2. Mississippi River - 2,340 miles
Image Source by Shannon
The Mississippi River begins at Lake Itasca in Northwestern Minnesota and flows 2,340 miles to where it flows into the Gulf of Mexico in southern Louisiana. Though not the longest river in the United States the Mississippi has the largest drainage area in the country and one of the largest drainage areas in the world. Personally I think it's a great thrill to drive over the mighty Mississippi every time I do it.
3. Yukon River - 1,980 miles
The Yukon River begins at Llewellyn Glacier at Atlin Lake in northwestern British Columbia and flows 1,980 miles through the Yukon Territory and into Alaska where it eventually flows into the Bering Sea. I've camped along the Yukon River and driven over it numerous times and it has a greenish tint to it due to the high mineral content in the water.
T-4. Rio Grande - 1,900 miles
The Rio Grande begins at the base of Canby Mountain in Colorado and flows 1,900 miles to where it flows into the Gulf of Mexico just south of Brownsville, Texas and north of Matamoros, Mexico. I've driven along parts of the Rio Grande along the Texas-Mexico border and would not call it a large or grand river in many areas.
T-4. St. Lawrence River - 1,900 miles
The St. Lawrence River begins at the end of Lake Ontario between Kingston, Ontario in Canada and Cape Vincent, New York in the United States. From there the river flows through the Thousand Islands and travels 1,900 miles to where it empties into the Gulf of St. Lawrence and the Atlantic Ocean. I've traveled extensively along the St. Lawrence River and visited the St. Lawrence Seaway canals and locks as a kid. The river becomes massively wide north of Quebec City.
6. Arkansas River - 1,460 miles
The Arkansas River begins in the Rocky Mountains in Colorado near Leadville. It then flows 1,460 miles to where it merges with the Mississippi River in southeastern Arkansas near the ghost town of Napoleon.

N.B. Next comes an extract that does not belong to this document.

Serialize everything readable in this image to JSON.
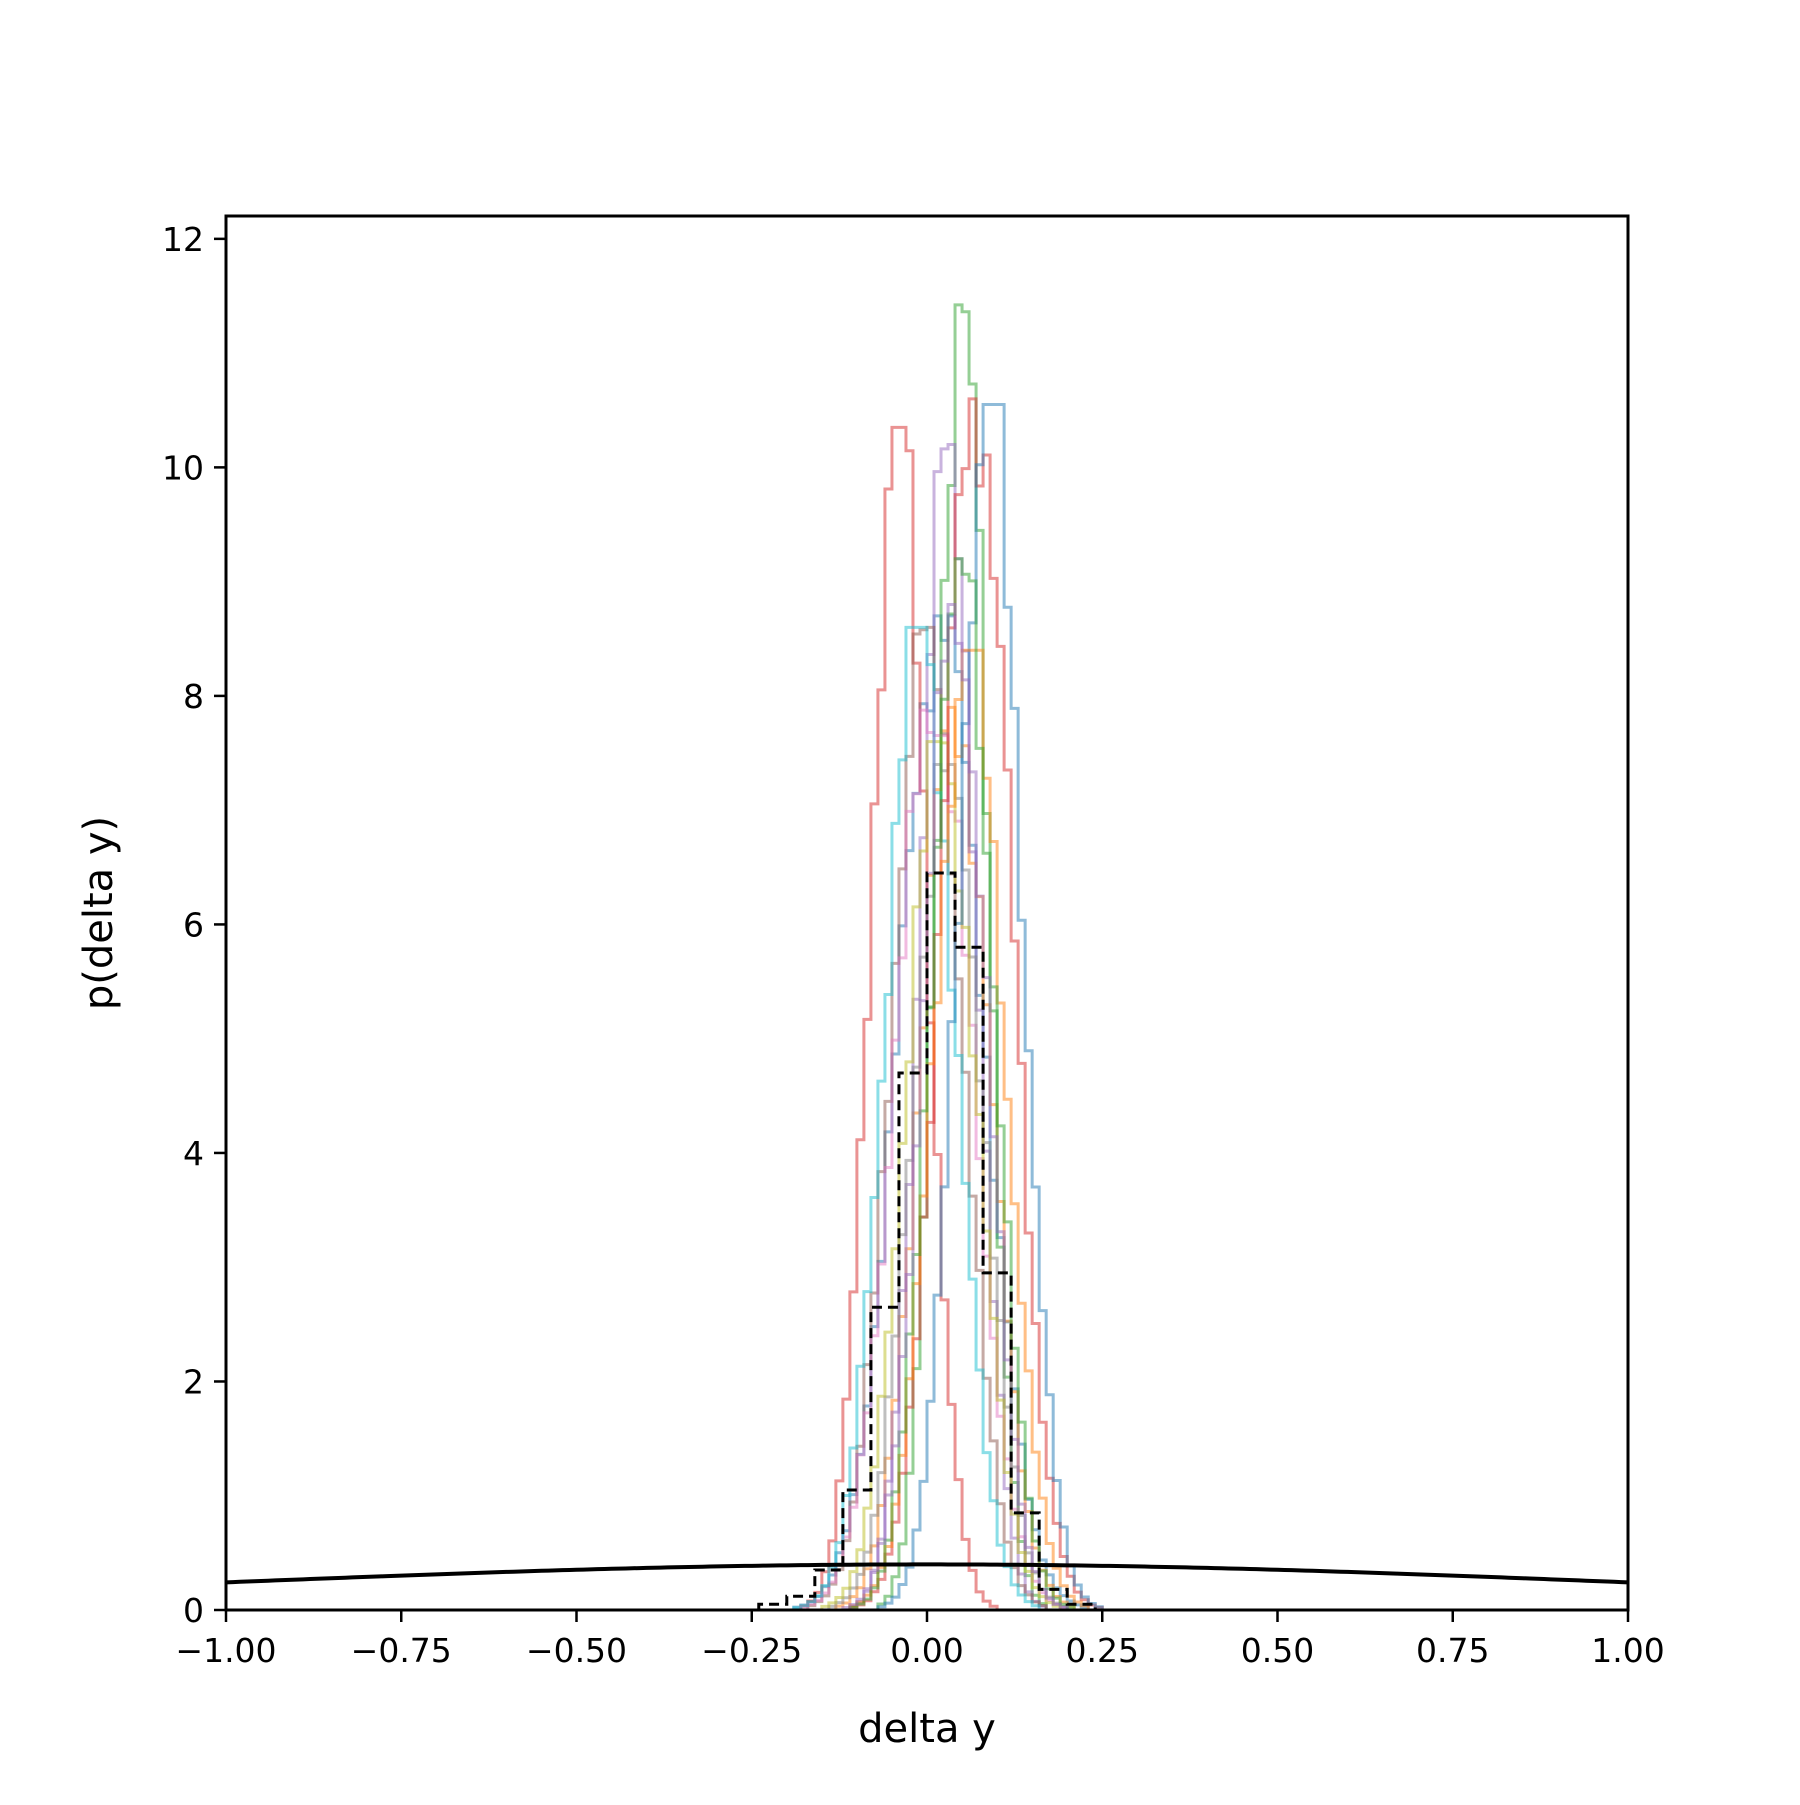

7. Colorado River - 1,450 miles
Image Source by Christian Mehlführer
The Colorado River begins at La Poudre Pass Lake in beautiful Rocky Mountain National Park in northern Colorado and ends where it flows into the Gulf of California between Baja California and Sonora in Mexico. Of course the Colorado River is most famous for carving and flowing through the magnificent Grand Canyon. I've hiked to and crossed over the foot bridges that go over the Colorado River at the bottom of the Grand Canyon a number of times.
8. Atchafalaya River - 1,420 miles
The Atchafalaya River begins in Curry County New Mexico and flows 1,420 miles through Texas and Louisiana south of the Mississippi River and empties into the Gulf of Mexico at Atchafalaya Bay.
9. Ohio River - 1,310 miles
The Ohio River forms when the Allegheny and Monongahela Rivers merge at Point State Park which is in Pittsburgh, Pennsylvania. From there the Ohio River flows 1,310 miles until it merges into the Mississippi River near Cairo, Illinois.
10. Red River - 1,290 miles
Image Source by Henley Quadling
The Red River begins in two forks which start in Texas and Oklahoma. The Texas fork is called the Prairie Dog Town Fork while the Oklahoma Fork is called Buck Creek and then North Fork. Once the forks merge the Red River flows 1,290 miles until it flows into both the Atchafalaya and Mississippi Rivers in Louisiana.